But............... the life blood is the new members coming on board. Isnt it amazing that over 1000 members have signed in since the big crash!!!!!!!!!!!

Woody, 
We have a good thing going here.
MM


----------



## Jim Thompson

Milkman said:
			
		

> Woody,
> We have a good thing going here.
> MM



Marvin, it cannot be said any better.  

I started "lurking" in April or so when the forums were just kicking off and then joined ol Woody and the gang (all 300-500 or so members) in July.  Man what a ride it has been.

Jim


----------



## pendy

And oh what a campfire we have. Thamks Woody and everyone else that makes this forum possible. Keep up the good work.


----------



## deerslayer1988

Thanks again Woody and all the MOD's


----------



## Milkman

I dug around and found this thread from right after the big crash of 2004.


----------



## Hooked On Quack

Cool bone digging Mr. Marvin !!


----------



## JustUs4All

Y'all old timers can be justifiably proud of what you put together here and kept up.


----------



## Nicodemus

JustUs4All said:


> Y'all old timers can be justifiably proud of what you put together here and kept up.




Yep.


----------



## Ruger#3

Marvin, thank you.
One could work many years here and not do anything like y’all did.
What an accomplishment.


----------



## elfiii

Milkman said:


> I dug around and found this thread from right after the big crash of 2004.

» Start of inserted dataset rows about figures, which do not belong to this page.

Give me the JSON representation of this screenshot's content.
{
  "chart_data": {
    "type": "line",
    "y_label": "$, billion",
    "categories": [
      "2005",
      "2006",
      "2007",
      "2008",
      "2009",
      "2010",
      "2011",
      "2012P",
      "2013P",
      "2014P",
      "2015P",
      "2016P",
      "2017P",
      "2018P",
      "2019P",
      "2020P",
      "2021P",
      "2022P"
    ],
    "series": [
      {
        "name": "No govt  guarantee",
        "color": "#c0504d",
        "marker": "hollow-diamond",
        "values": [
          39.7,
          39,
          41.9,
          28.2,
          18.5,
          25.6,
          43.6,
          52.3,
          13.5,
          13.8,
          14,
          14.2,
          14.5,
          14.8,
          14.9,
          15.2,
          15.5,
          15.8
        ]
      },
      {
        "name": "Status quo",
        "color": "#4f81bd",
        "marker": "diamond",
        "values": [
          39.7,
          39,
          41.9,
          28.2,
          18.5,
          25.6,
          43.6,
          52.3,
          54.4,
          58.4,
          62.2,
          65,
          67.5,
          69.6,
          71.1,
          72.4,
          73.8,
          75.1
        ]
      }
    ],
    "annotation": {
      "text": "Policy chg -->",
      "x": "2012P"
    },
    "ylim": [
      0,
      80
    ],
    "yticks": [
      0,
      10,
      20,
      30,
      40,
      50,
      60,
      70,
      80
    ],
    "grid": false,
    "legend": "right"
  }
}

Great detective work Marvin! I recognized most of the names in this thread from back then. You and Jim got stickin' power!


----------



## Hoss

Lot of good folks have sat around this campfire.  I recognize most of the names.  Sure wish we could gather up these old members and sit and reminisce about those early days.


----------



## kmckinnie

I’m blessed to be a part of this Fantastic voyage ! ?


----------



## Jeff C.

Glad I found it, that’s for sure.


----------